The police forces used means such as tear gas to put an end to some demonstrations while brutally arresting protesters in others. "The streets are full of police" reported a man in Havana, "there are police at every corner and practically all you see going past is police patrols". The presence of plainclothes was also strong. Overall, police are said to be repressive everywhere; they're presence does not resemble anything like a protective organ of the people.
Calls for restraint:
Many political figures have tried interfering and calling for restraint.
- US President Joe Biden stated that “We stand with the Cuban people and their clarion call for freedom and relief from the tragic grip of the pandemic and from the decades of repression and economic suffering to which they have been subjected by Cuba's authoritarian regime". He also asked Cuban authorities to respect citizen rights including “ the right of peaceful protest and the right to freely determine their own future”.

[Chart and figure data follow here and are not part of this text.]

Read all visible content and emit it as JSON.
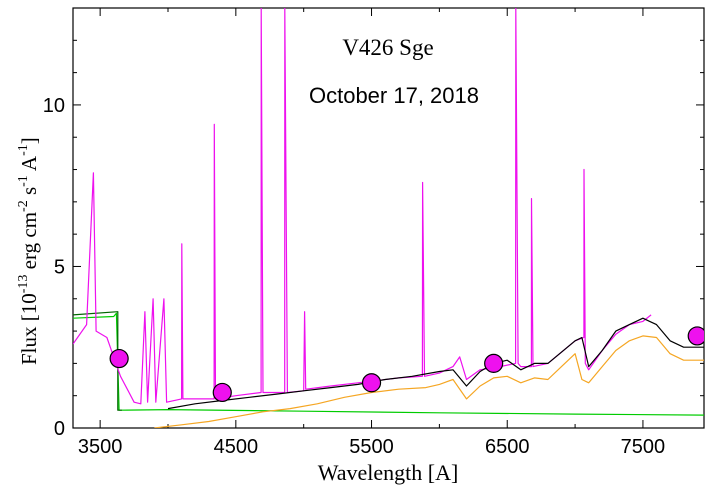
{
  "chart_data": {
    "type": "line",
    "title": "V426 Sge",
    "subtitle": "October 17, 2018",
    "xlabel": "Wavelength [A]",
    "ylabel": {
      "base": "Flux [10",
      "e1": "-13",
      "mid1": " erg cm",
      "e2": "-2",
      "mid2": " s",
      "e3": "-1",
      "mid3": " A",
      "e4": "-1",
      "end": "]"
    },
    "xlim": [
      3300,
      7950
    ],
    "ylim": [
      0,
      13
    ],
    "xticks": [
      3500,
      4500,
      5500,
      6500,
      7500
    ],
    "yticks": [
      0,
      5,
      10
    ],
    "grid": false,
    "series": [
      {
        "color": "#00cc00",
        "style": "line",
        "points": [
          [
            3300,
            3.4
          ],
          [
            3600,
            3.45
          ],
          [
            3620,
            3.55
          ],
          [
            3640,
            0.55
          ],
          [
            4000,
            0.57
          ],
          [
            5000,
            0.52
          ],
          [
            6000,
            0.47
          ],
          [
            7000,
            0.43
          ],
          [
            7950,
            0.4
          ]
        ]
      },
      {
        "color": "#006600",
        "style": "line",
        "points": [
          [
            3300,
            3.5
          ],
          [
            3630,
            3.6
          ],
          [
            3630,
            0.55
          ],
          [
            3660,
            0.55
          ]
        ]
      },
      {
        "color": "#f5a623",
        "style": "line",
        "points": [
          [
            3900,
            0.0
          ],
          [
            4100,
            0.1
          ],
          [
            4300,
            0.2
          ],
          [
            4500,
            0.35
          ],
          [
            4700,
            0.5
          ],
          [
            4900,
            0.6
          ],
          [
            5100,
            0.75
          ],
          [
            5300,
            0.95
          ],
          [
            5500,
            1.1
          ],
          [
            5700,
            1.2
          ],
          [
            5900,
            1.25
          ],
          [
            6000,
            1.35
          ],
          [
            6100,
            1.5
          ],
          [
            6200,
            0.9
          ],
          [
            6300,
            1.3
          ],
          [
            6400,
            1.55
          ],
          [
            6500,
            1.6
          ],
          [
            6600,
            1.4
          ],
          [
            6700,
            1.55
          ],
          [
            6800,
            1.5
          ],
          [
            6900,
            1.9
          ],
          [
            7000,
            2.3
          ],
          [
            7050,
            1.5
          ],
          [
            7100,
            1.4
          ],
          [
            7200,
            1.9
          ],
          [
            7300,
            2.4
          ],
          [
            7400,
            2.7
          ],
          [
            7500,
            2.85
          ],
          [
            7600,
            2.8
          ],
          [
            7700,
            2.3
          ],
          [
            7800,
            2.1
          ],
          [
            7950,
            2.1
          ]
        ]
      },
      {
        "color": "#ee11ee",
        "style": "line",
        "points": [
          [
            3300,
            2.6
          ],
          [
            3400,
            3.2
          ],
          [
            3450,
            7.9
          ],
          [
            3470,
            3.0
          ],
          [
            3550,
            2.8
          ],
          [
            3600,
            2.2
          ],
          [
            3650,
            1.6
          ],
          [
            3700,
            1.2
          ],
          [
            3750,
            0.8
          ],
          [
            3800,
            0.75
          ],
          [
            3830,
            3.6
          ],
          [
            3850,
            0.8
          ],
          [
            3890,
            4.0
          ],
          [
            3910,
            0.8
          ],
          [
            3970,
            4.0
          ],
          [
            3990,
            0.8
          ],
          [
            4100,
            0.9
          ],
          [
            4102,
            5.7
          ],
          [
            4110,
            0.9
          ],
          [
            4340,
            0.9
          ],
          [
            4341,
            9.4
          ],
          [
            4350,
            0.9
          ],
          [
            4500,
            1.0
          ],
          [
            4686,
            1.1
          ],
          [
            4687,
            13.0
          ],
          [
            4700,
            1.1
          ],
          [
            4860,
            1.1
          ],
          [
            4861,
            13.0
          ],
          [
            4880,
            1.1
          ],
          [
            5000,
            1.15
          ],
          [
            5007,
            3.6
          ],
          [
            5015,
            1.2
          ],
          [
            5200,
            1.3
          ],
          [
            5400,
            1.4
          ],
          [
            5500,
            1.45
          ],
          [
            5700,
            1.55
          ],
          [
            5875,
            1.6
          ],
          [
            5876,
            7.6
          ],
          [
            5890,
            1.6
          ],
          [
            6000,
            1.7
          ],
          [
            6100,
            1.9
          ],
          [
            6150,
            2.2
          ],
          [
            6200,
            1.5
          ],
          [
            6300,
            1.8
          ],
          [
            6450,
            1.9
          ],
          [
            6562,
            2.0
          ],
          [
            6563,
            13.0
          ],
          [
            6580,
            2.0
          ],
          [
            6600,
            1.9
          ],
          [
            6678,
            1.9
          ],
          [
            6679,
            7.1
          ],
          [
            6690,
            1.9
          ],
          [
            6800,
            2.0
          ],
          [
            7000,
            2.7
          ],
          [
            7065,
            2.8
          ],
          [
            7066,
            8.0
          ],
          [
            7075,
            2.0
          ],
          [
            7100,
            1.8
          ],
          [
            7200,
            2.4
          ],
          [
            7300,
            2.9
          ],
          [
            7400,
            3.2
          ],
          [
            7500,
            3.3
          ],
          [
            7560,
            3.5
          ]
        ]
      },
      {
        "color": "#000000",
        "style": "line",
        "points": [
          [
            4000,
            0.6
          ],
          [
            4200,
            0.75
          ],
          [
            4400,
            0.85
          ],
          [
            4600,
            0.95
          ],
          [
            4800,
            1.05
          ],
          [
            5000,
            1.15
          ],
          [
            5200,
            1.25
          ],
          [
            5400,
            1.35
          ],
          [
            5600,
            1.5
          ],
          [
            5800,
            1.6
          ],
          [
            6000,
            1.75
          ],
          [
            6100,
            1.8
          ],
          [
            6200,
            1.3
          ],
          [
            6300,
            1.75
          ],
          [
            6400,
            2.0
          ],
          [
            6500,
            2.1
          ],
          [
            6600,
            1.8
          ],
          [
            6700,
            2.0
          ],
          [
            6800,
            2.0
          ],
          [
            7000,
            2.7
          ],
          [
            7050,
            2.8
          ],
          [
            7100,
            1.9
          ],
          [
            7200,
            2.4
          ],
          [
            7300,
            3.0
          ],
          [
            7400,
            3.2
          ],
          [
            7500,
            3.4
          ],
          [
            7550,
            3.3
          ],
          [
            7600,
            3.2
          ],
          [
            7700,
            2.7
          ],
          [
            7800,
            2.5
          ],
          [
            7950,
            2.5
          ]
        ]
      },
      {
        "color": "#ee11ee",
        "style": "markers",
        "points": [
          [
            3640,
            2.15
          ],
          [
            4400,
            1.1
          ],
          [
            5500,
            1.4
          ],
          [
            6400,
            2.0
          ],
          [
            7900,
            2.85
          ]
        ]
      }
    ]
  }
}
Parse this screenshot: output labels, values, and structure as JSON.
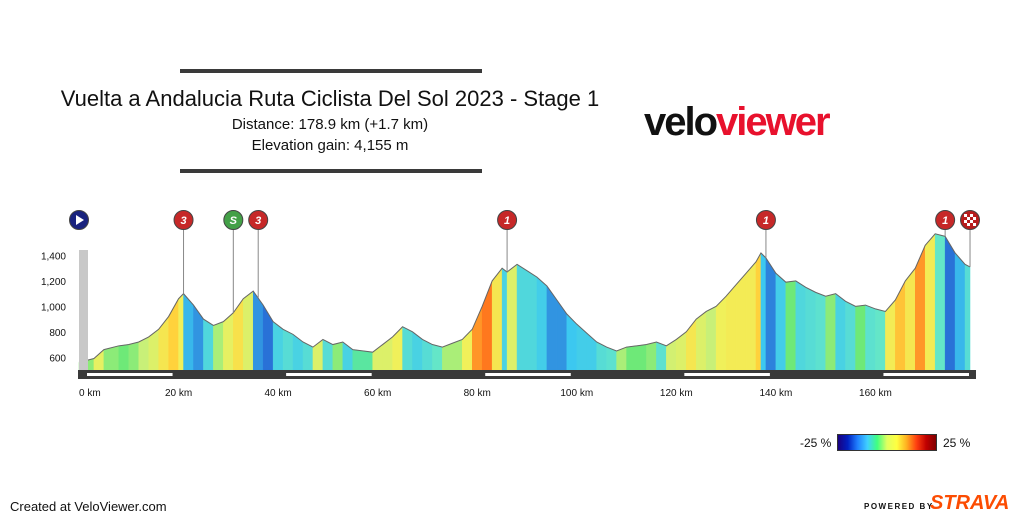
{
  "header": {
    "title": "Vuelta a Andalucia Ruta Ciclista Del Sol 2023 - Stage 1",
    "distance": "Distance: 178.9 km (+1.7 km)",
    "elevation": "Elevation gain: 4,155 m"
  },
  "logo": {
    "part1": "velo",
    "part2": "viewer"
  },
  "legend": {
    "min": "-25 %",
    "max": "25 %"
  },
  "footer": {
    "created": "Created at VeloViewer.com",
    "powered": "POWERED BY",
    "strava": "STRAVA"
  },
  "colors": {
    "brand": "#e8112d",
    "strava": "#fc4c02",
    "marker_red": "#c62828",
    "marker_green": "#43a047",
    "marker_blue": "#1a237e"
  },
  "chart_data": {
    "type": "area",
    "xlabel": "",
    "ylabel": "",
    "xlim": [
      0,
      180
    ],
    "ylim": [
      500,
      1600
    ],
    "x_ticks": [
      0,
      20,
      40,
      60,
      80,
      100,
      120,
      140,
      160
    ],
    "x_tick_labels": [
      "0 km",
      "20 km",
      "40 km",
      "60 km",
      "80 km",
      "100 km",
      "120 km",
      "140 km",
      "160 km"
    ],
    "y_ticks": [
      600,
      800,
      1000,
      1200,
      1400
    ],
    "y_tick_labels": [
      "600",
      "800",
      "1,000",
      "1,200",
      "1,400"
    ],
    "elevation_profile": [
      [
        0,
        560
      ],
      [
        3,
        590
      ],
      [
        5,
        660
      ],
      [
        8,
        690
      ],
      [
        10,
        700
      ],
      [
        12,
        720
      ],
      [
        14,
        760
      ],
      [
        16,
        820
      ],
      [
        18,
        920
      ],
      [
        20,
        1060
      ],
      [
        21,
        1100
      ],
      [
        23,
        1010
      ],
      [
        25,
        900
      ],
      [
        27,
        850
      ],
      [
        29,
        880
      ],
      [
        31,
        950
      ],
      [
        33,
        1060
      ],
      [
        35,
        1120
      ],
      [
        37,
        1010
      ],
      [
        39,
        880
      ],
      [
        41,
        820
      ],
      [
        43,
        780
      ],
      [
        45,
        720
      ],
      [
        47,
        680
      ],
      [
        49,
        740
      ],
      [
        51,
        700
      ],
      [
        53,
        720
      ],
      [
        55,
        660
      ],
      [
        57,
        650
      ],
      [
        59,
        640
      ],
      [
        61,
        700
      ],
      [
        63,
        760
      ],
      [
        65,
        840
      ],
      [
        67,
        800
      ],
      [
        69,
        740
      ],
      [
        71,
        700
      ],
      [
        73,
        680
      ],
      [
        75,
        710
      ],
      [
        77,
        740
      ],
      [
        79,
        820
      ],
      [
        81,
        1000
      ],
      [
        83,
        1200
      ],
      [
        85,
        1300
      ],
      [
        86,
        1270
      ],
      [
        88,
        1330
      ],
      [
        90,
        1280
      ],
      [
        92,
        1230
      ],
      [
        94,
        1160
      ],
      [
        96,
        1050
      ],
      [
        98,
        940
      ],
      [
        100,
        860
      ],
      [
        102,
        790
      ],
      [
        104,
        720
      ],
      [
        106,
        680
      ],
      [
        108,
        650
      ],
      [
        110,
        680
      ],
      [
        112,
        690
      ],
      [
        114,
        700
      ],
      [
        116,
        720
      ],
      [
        118,
        690
      ],
      [
        120,
        740
      ],
      [
        122,
        800
      ],
      [
        124,
        900
      ],
      [
        126,
        960
      ],
      [
        128,
        1000
      ],
      [
        130,
        1080
      ],
      [
        132,
        1170
      ],
      [
        134,
        1260
      ],
      [
        136,
        1350
      ],
      [
        137,
        1420
      ],
      [
        138,
        1380
      ],
      [
        140,
        1260
      ],
      [
        142,
        1190
      ],
      [
        144,
        1200
      ],
      [
        146,
        1150
      ],
      [
        148,
        1110
      ],
      [
        150,
        1080
      ],
      [
        152,
        1100
      ],
      [
        154,
        1040
      ],
      [
        156,
        1000
      ],
      [
        158,
        1010
      ],
      [
        160,
        980
      ],
      [
        162,
        960
      ],
      [
        164,
        1050
      ],
      [
        166,
        1200
      ],
      [
        168,
        1300
      ],
      [
        170,
        1480
      ],
      [
        172,
        1570
      ],
      [
        174,
        1550
      ],
      [
        176,
        1420
      ],
      [
        178,
        1330
      ],
      [
        179,
        1310
      ]
    ],
    "markers": [
      {
        "km": 0,
        "type": "start",
        "label": "▶"
      },
      {
        "km": 21,
        "type": "cat3",
        "label": "3"
      },
      {
        "km": 31,
        "type": "sprint",
        "label": "S"
      },
      {
        "km": 36,
        "type": "cat3",
        "label": "3"
      },
      {
        "km": 86,
        "type": "cat1",
        "label": "1"
      },
      {
        "km": 138,
        "type": "cat1",
        "label": "1"
      },
      {
        "km": 174,
        "type": "cat1",
        "label": "1"
      },
      {
        "km": 179,
        "type": "finish",
        "label": ""
      }
    ]
  }
}
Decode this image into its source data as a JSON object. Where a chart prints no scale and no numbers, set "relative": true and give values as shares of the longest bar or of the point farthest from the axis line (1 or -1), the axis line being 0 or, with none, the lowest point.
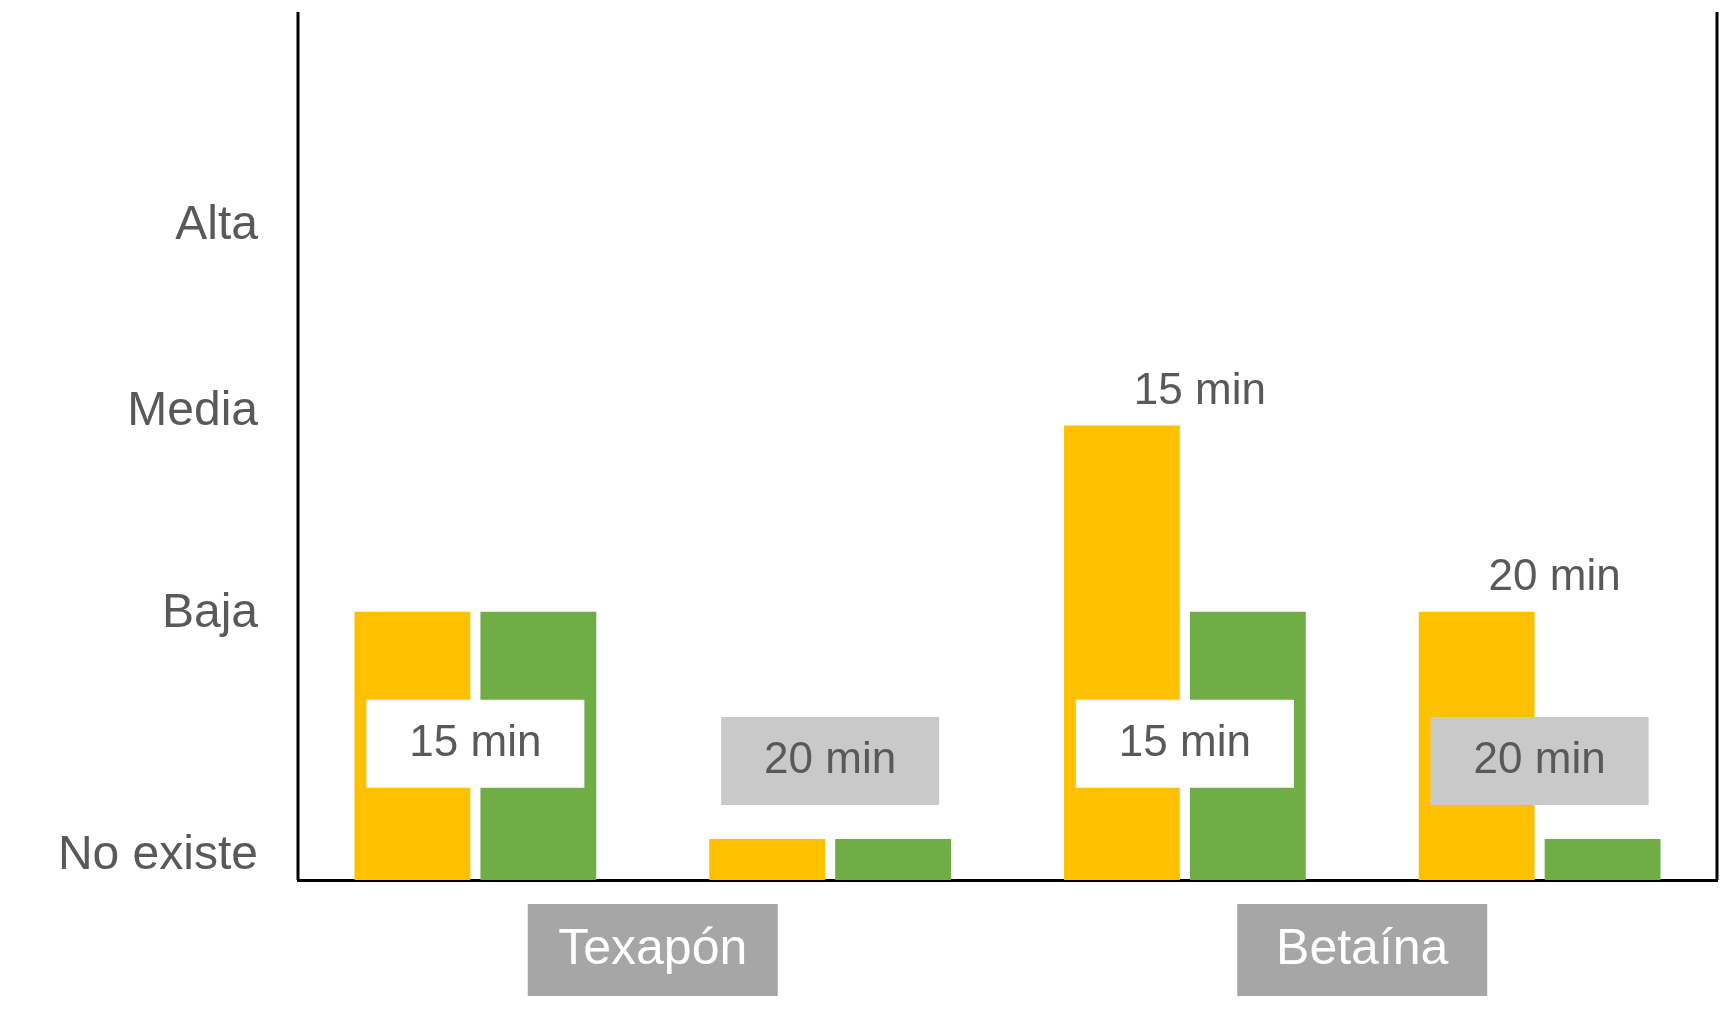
{
  "chart_data": {
    "type": "bar",
    "relative": true,
    "categories": [
      "15 min",
      "20 min",
      "15 min",
      "20 min"
    ],
    "series": [
      {
        "color": "#ffc000",
        "values": [
          0.59,
          0.09,
          1,
          0.59
        ]
      },
      {
        "color": "#70ad47",
        "values": [
          0.59,
          0.09,
          0.59,
          0.09
        ]
      }
    ],
    "annotations": [
      "Texapón",
      "Betaína",
      "15 min",
      "20 min",
      "No existe",
      "Baja",
      "Media",
      "Alta"
    ]
  }
}
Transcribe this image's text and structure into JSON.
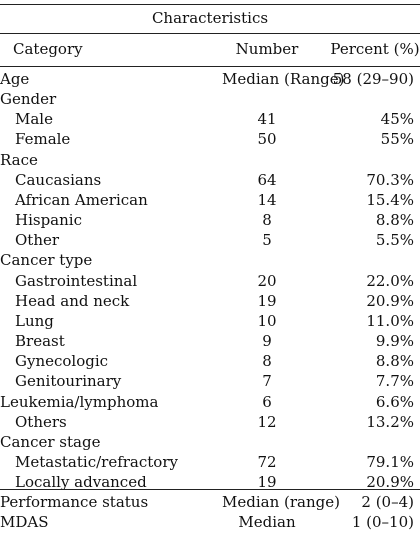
{
  "caption": "Characteristics",
  "headers": {
    "category": "Category",
    "number": "Number",
    "percent": "Percent (%)"
  },
  "rows": [
    {
      "category": "Age",
      "number": "Median (Range)",
      "percent": "58 (29–90)",
      "indent": false
    },
    {
      "category": "Gender",
      "number": "",
      "percent": "",
      "indent": false
    },
    {
      "category": "Male",
      "number": "41",
      "percent": "45%",
      "indent": true
    },
    {
      "category": "Female",
      "number": "50",
      "percent": "55%",
      "indent": true
    },
    {
      "category": "Race",
      "number": "",
      "percent": "",
      "indent": false
    },
    {
      "category": "Caucasians",
      "number": "64",
      "percent": "70.3%",
      "indent": true
    },
    {
      "category": "African American",
      "number": "14",
      "percent": "15.4%",
      "indent": true
    },
    {
      "category": "Hispanic",
      "number": "8",
      "percent": "8.8%",
      "indent": true
    },
    {
      "category": "Other",
      "number": "5",
      "percent": "5.5%",
      "indent": true
    },
    {
      "category": "Cancer type",
      "number": "",
      "percent": "",
      "indent": false
    },
    {
      "category": "Gastrointestinal",
      "number": "20",
      "percent": "22.0%",
      "indent": true
    },
    {
      "category": "Head and neck",
      "number": "19",
      "percent": "20.9%",
      "indent": true
    },
    {
      "category": "Lung",
      "number": "10",
      "percent": "11.0%",
      "indent": true
    },
    {
      "category": "Breast",
      "number": "9",
      "percent": "9.9%",
      "indent": true
    },
    {
      "category": "Gynecologic",
      "number": "8",
      "percent": "8.8%",
      "indent": true
    },
    {
      "category": "Genitourinary",
      "number": "7",
      "percent": "7.7%",
      "indent": true
    },
    {
      "category": "Leukemia/lymphoma",
      "number": "6",
      "percent": "6.6%",
      "indent": false
    },
    {
      "category": "Others",
      "number": "12",
      "percent": "13.2%",
      "indent": true
    },
    {
      "category": "Cancer stage",
      "number": "",
      "percent": "",
      "indent": false
    },
    {
      "category": "Metastatic/refractory",
      "number": "72",
      "percent": "79.1%",
      "indent": true
    },
    {
      "category": "Locally advanced",
      "number": "19",
      "percent": "20.9%",
      "indent": true
    },
    {
      "category": "Performance status",
      "number": "Median (range)",
      "percent": "2 (0–4)",
      "indent": false
    },
    {
      "category": "MDAS",
      "number": "Median",
      "percent": "1 (0–10)",
      "indent": false
    }
  ]
}
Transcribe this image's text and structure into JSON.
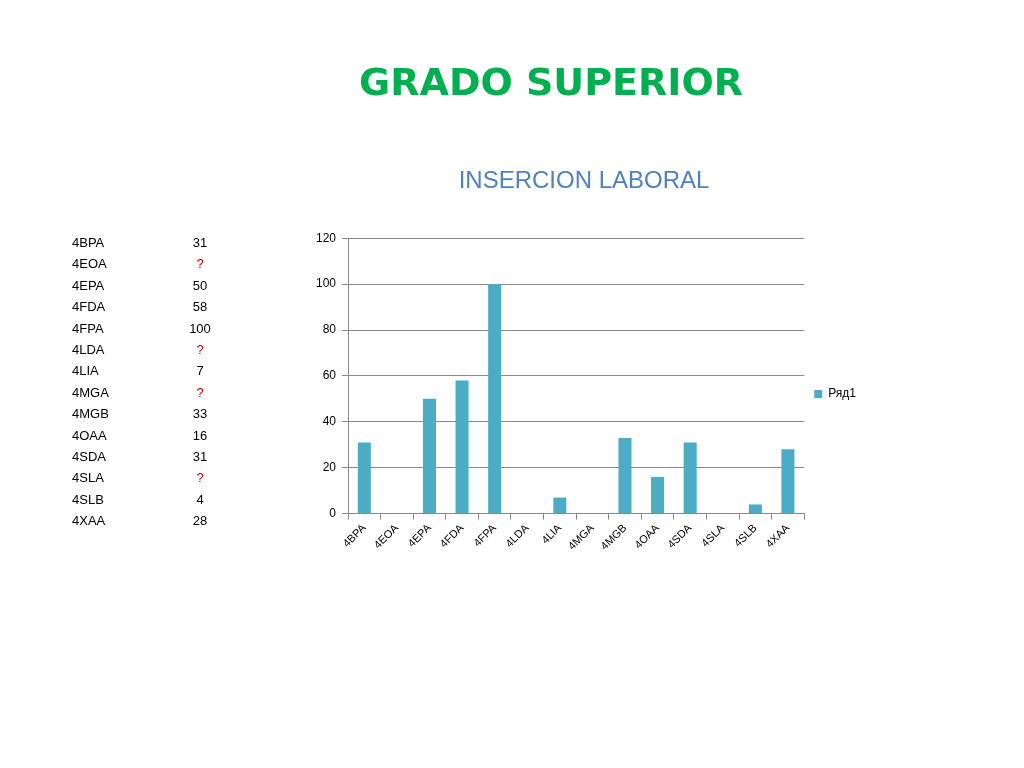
{
  "chart_data": [
    {
      "type": "other",
      "categories": [
        "4BPA",
        "4EOA",
        "4EPA",
        "4FDA",
        "4FPA",
        "4LDA",
        "4LIA",
        "4MGA",
        "4MGB",
        "4OAA",
        "4SDA",
        "4SLA",
        "4SLB",
        "4XAA"
      ],
      "value_labels": [
        "31",
        "?",
        "50",
        "58",
        "100",
        "?",
        "7",
        "?",
        "33",
        "16",
        "31",
        "?",
        "4",
        "28"
      ]
    },
    {
      "type": "bar",
      "title": "GRADO SUPERIOR",
      "subtitle": "INSERCION LABORAL",
      "categories": [
        "4BPA",
        "4EOA",
        "4EPA",
        "4FDA",
        "4FPA",
        "4LDA",
        "4LIA",
        "4MGA",
        "4MGB",
        "4OAA",
        "4SDA",
        "4SLA",
        "4SLB",
        "4XAA"
      ],
      "series": [
        {
          "name": "Ряд1",
          "color": "#4bacc6",
          "values": [
            31,
            null,
            50,
            58,
            100,
            null,
            7,
            null,
            33,
            16,
            31,
            null,
            4,
            28
          ]
        }
      ],
      "ylim": [
        0,
        120
      ],
      "yticks": [
        0,
        20,
        40,
        60,
        80,
        100,
        120
      ],
      "grid": "y",
      "legend": "right"
    }
  ]
}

However, statements deriving from US leaders have prompted criticism from Cuban authorities as they argue that US sanctions are the cause of Cuba’s nosediving economy and by extension the current demolitions.
US-Cuba relations: The trade embargo and its effects on the Cuban economy
Currently, US-Cuban relations have hit rock bottom. That is, the Trump administration enacted some of the toughest economic measures against Cuba, and so far, the Biden administration has been hesitant to lift them. Díaz- Canel claims that the strengthening of the trade embargo has caused "a very rough period of time, where [Cubans] were going to have many difficulties and economic scarcities". However, experts claim that although the US embargo has a negative impact on the economy by “restricting imports and exports and making it riskier for investors to put money into Cuba” , Pavel Vidal, a former Cuban central bank economist claims that “many opportunities have been lost to reform the economy” over the years. Specifically, Cuba’s government owns and operates most industries and most of the labor force is employed by the state.